DataEffect Management (14)

Tool Description
effect_create(name, visibility, operators, schedule, run_on_deploy, connections) Assemble a multi-step effect DAG from operator configs; commit to git pending branch; return {uid, dag_id, status: pending_validation}. Pre-flight checks missing connections and uninstalled packages (warnings, non-blocking).
effect_list(limit) List all DataEffect records
effect_get(uid) Get a single DataEffect record including live Airflow state
effect_status(uid) Poll CI if pending; return live Airflow state for active effects including airflow_next_run
effect_update(uid, name, description, visibility, action) Update metadata or pause/unpause via action: "pause"\|"unpause"
effect_delete(uid, confirm) Remove DAG from git and delete ES record; requires confirm: true
effect_pause(uid) Pause the Airflow DAG for an effect
effect_unpause(uid) Resume a paused effect DAG
effect_run(uid, conf) Trigger a new DAG run for an effect
effect_stop(uid) Stop the active run for an effect
effect_runs(uid, state, limit) List run history for an effect
effect_metrics(uid, since, limit) Get run metrics from the airflow-metrics ES index
effect_schema(operator_name) Without argument: list all operators from the effect catalog.
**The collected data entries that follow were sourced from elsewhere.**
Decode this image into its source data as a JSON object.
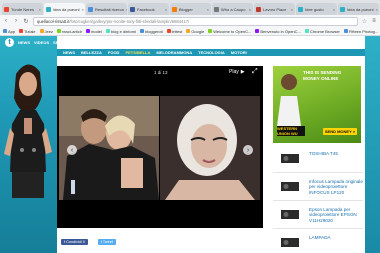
{
  "browser": {
    "tabs": [
      {
        "label": "Tunde Neres",
        "favicon": "#e8452c"
      },
      {
        "label": "Idea da pueoni",
        "favicon": "#2db0c8"
      },
      {
        "label": "Resultati ricerca",
        "favicon": "#4a90d9"
      },
      {
        "label": "Facebook",
        "favicon": "#3b5998"
      },
      {
        "label": "Blogger",
        "favicon": "#f57d00"
      },
      {
        "label": "Who a Caupo",
        "favicon": "#777777"
      },
      {
        "label": "Lavoro Piace",
        "favicon": "#c0392b"
      },
      {
        "label": "Idee gusto",
        "favicon": "#2db0c8"
      },
      {
        "label": "Idea da pueoni",
        "favicon": "#2db0c8"
      }
    ],
    "url_host": "quellacol-rissatt.it",
    "url_path": "/foto/cuglieri/gallery/per-sonite-tony-fitti-shedali-lamplin/6684417/",
    "bookmarks": [
      "App",
      "Tiziale",
      "Jeez",
      "react-articlr",
      "model",
      "blog e dintorni",
      "bloggeroti",
      "lettest",
      "Google",
      "Welcome to OpenC...",
      "Benvenuto in OpenC...",
      "Chrome Browser",
      "Fifteen Photog..."
    ]
  },
  "site": {
    "logo": "t",
    "nav": [
      "NEWS",
      "VIDEOS",
      "SPORT",
      "LIFESTYLE",
      "BLOG"
    ],
    "categories": [
      "NEWS",
      "BELLEZZA",
      "FOOD",
      "PETS/BELLA",
      "MELODRAMMONA",
      "TECNOLOGIA",
      "MOTORI"
    ],
    "active_category": "PETS/BELLA"
  },
  "gallery": {
    "counter": "1 di 13",
    "play_label": "Play"
  },
  "social": {
    "facebook": "Condividi 0",
    "twitter": "Tweet"
  },
  "ad": {
    "headline": "THIS IS SENDING MONEY ONLINE",
    "brand": "WESTERN UNION WU",
    "button": "SEND MONEY >",
    "bg_color": "#7cbc2b"
  },
  "products": [
    {
      "name": "TOSHIBA T45"
    },
    {
      "name": "Infocus Lampada originale per videoproiettore INFOCUS LP120"
    },
    {
      "name": "Epson Lampada per videoproiettore EPSON V11H29020"
    },
    {
      "name": "LAMPADA"
    }
  ]
}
With argument: return full compose/runtime param schema for one operator.
effect_dispatch(effect_id, edition_id, effect_type, target, payload, payload_hash, ...) Inbound endpoint called by Cortex's agent_dispatch handler. Verifies SHA-256 payload_hash, assembles and deploys the DAG, returns {acknowledged, external_reference, dag_id, status: pending_validation}.

MCP Resources (5)

URI Description
catalog://operators Full ingest operator catalog — universal params, ingest patterns, capabilities, DAG structure conventions
templates://dags/{dag_type} Annotated reference DAG for a specific ingest pattern (e.g. postgres_ingest)
catalog://effects Effect operator catalog — operator names, categories, descriptions, compose_params, runtime_params, requires_packages
templates://effects/{operator} Raw Jinja2 snippet for a single effect operator; for inspection of task signatures, imports, and return shapes
capabilities://airflow Python packages available on Airflow workers, sourced from atlas-airflow requirements files at startup

Operational (2)

Tool Airflow API Description
airflow_health() GET /api/v1/health Check Airflow scheduler and metadata DB health
dag_list(active_only) GET /api/v1/dags List Airflow DAGs visible to the caller; active_only=true filters to unpaused DAGs

REST Endpoints (44)

All endpoints are mounted at both /userspace (canonical, fedai-rest compatible) and /api/v1 (legacy alias). Both prefixes route to the same handlers. MCP tools and REST routes call the same underlying domain layer.

DAG Proxy (8)

Method Path Description
GET /userspace/dag List Airflow DAGs visible to the caller
POST /userspace/dag/{dag_id}/run Trigger a DAG run
GET /userspace/dag/{dag_id}/run List runs for a DAG
GET /userspace/dag/{dag_id}/run/{run_id} Get a specific run
GET /userspace/dag/{dag_id}/run/{run_id}/status Task-level status breakdown
GET /userspace/dag/{dag_id}/run/{run_id}/errors Failed task logs
DELETE /userspace/dag/{dag_id}/run/{run_id} Delete a run
GET /userspace/airflow/health Airflow health

DataPipeline (13)

Method Path Description
GET /userspace/datapipeline List DataPipeline records. ?statistics=true inlines metrics from the airflow-metrics ES index.
POST /userspace/datapipeline Create/deploy a pipeline
GET /userspace/datapipeline/{uid} Get a pipeline record. ?statistics=true inlines metrics.
PATCH /userspace/datapipeline/{uid} Update pipeline; action: "pause"\|"unpause" supported
DELETE /userspace/datapipeline/{uid} Delete a pipeline
GET /userspace/status/datapipeline Bulk status for all pipelines
GET /userspace/datapipeline/{uid}/status Status for a single pipeline
GET /userspace/datapipeline/schema List available DAG templates
GET /userspace/datapipeline/schema/{template_name} Get a template schema
GET /userspace/datapipeline/{uid}/runs List run history
POST /userspace/datapipeline/{uid}/run Trigger a run
POST /userspace/datapipeline/{uid}/stop Stop the active run
GET /userspace/datapipeline/{uid}/metrics Get run metrics from airflow-metrics index

DataPipeline Scheduling (3)

Method Path Description
GET /userspace/datapipeline/schedule List pipelines with a schedule; ?due_only=true filters to those currently due
GET /userspace/datapipeline/{uid}/schedule Get schedule, next_scheduled_run, last_scheduled_run for a pipeline
PUT /userspace/datapipeline/{uid}/schedule Set/update the re-run schedule; recomputes next_scheduled_run. Empty body/null schedule disables scheduling.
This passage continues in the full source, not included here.